All cells contain enzymes that degrade proteins, fats, etc. In the life of a cell almost all molecules have a finite life time for optimal function. Enzymes in the cell then degrade the molecules and the smaller molecular fragments are reused to make new large molecules. This turnover process is under strict control, it's not just random chaos. However, when cells die or are injured, these enzymes are no longer under control, they become active and digest the cell. At the level of the whole organism, a level we can see without a microscope, dead plants and animals degrade themselves producing a soup of small molecles than can be used by bacteria.

All organisms live in association with bacteria, e.g. humans have bacteria on their skin, in their mouth and lungs, and throughout the digestive system. When we die our skin and endothelial cells quickly loose the ability to keep these bacteria out and we are consumed by them. That is the end and beginning of life.

How do bacteria die?

Most organisms have an intrinsic life span, but bacteria do not. They propagate by cell division; the two daughter cells appear to be identical and they divide in turn and so on and so on. We have mentioned that bacteria are eaten by dinoflagelates; as you might suspect many other organisms eat bacteria. Bacteria are also killed by many conditions in their environment, the UV in intense sunlight, and they die if deprived of food for long periods of time (but the resistance to starvation varies greatly from species to species).

All plants, animals, and bacteria are periodically infected by specific viruses. Viruses are thus a major mechanism for converting bacteria into small nutriant molecules that are consumed by other bacteria.
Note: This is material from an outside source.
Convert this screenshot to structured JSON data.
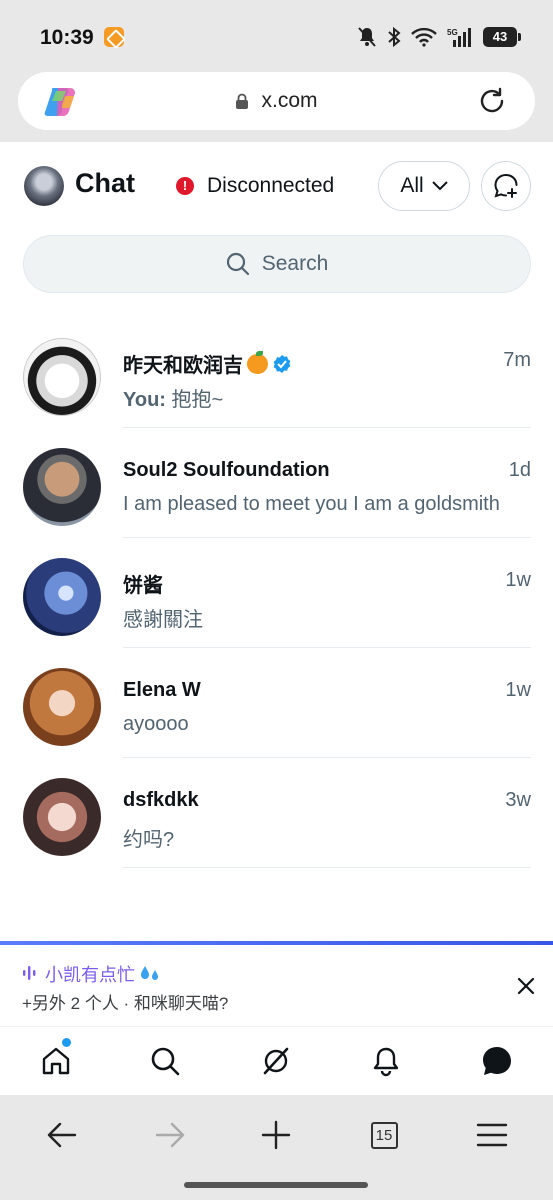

Viruses that attack bacteria are also called bacteriophages. A typical bacteriophage has a hexagnonal protein head containing its DNA genome (shown as red in the Figure to the right). However, a few bacteriophages an RNA genome.
The virus binds to the surface of its bacterial host using fibers at the end of its tail (the hollow rectangle attached to the red head).
The DNA (the red line) is injected into the bacterial cell while the empty protein shell is left on the surface. Hershey and Chase showed that you could shear off the empty shell at this stage of the infection and new bacteriophage would still be produced. This was one of the pivital experiments that demonstrated DNA was the genetic material.
Once inside the cell the virus DNA replicates using many of the bacterial enzymes. The viral DNA then is copied into RNA and then into new protein subunits which assemble around the DNA to make new virus particles.
The viral DNA also codes for enzymes that degrade the bacterial cell wall from the inside, and eventually the bacterial cell breaks open to release the new virus particles into the ocean (in our example).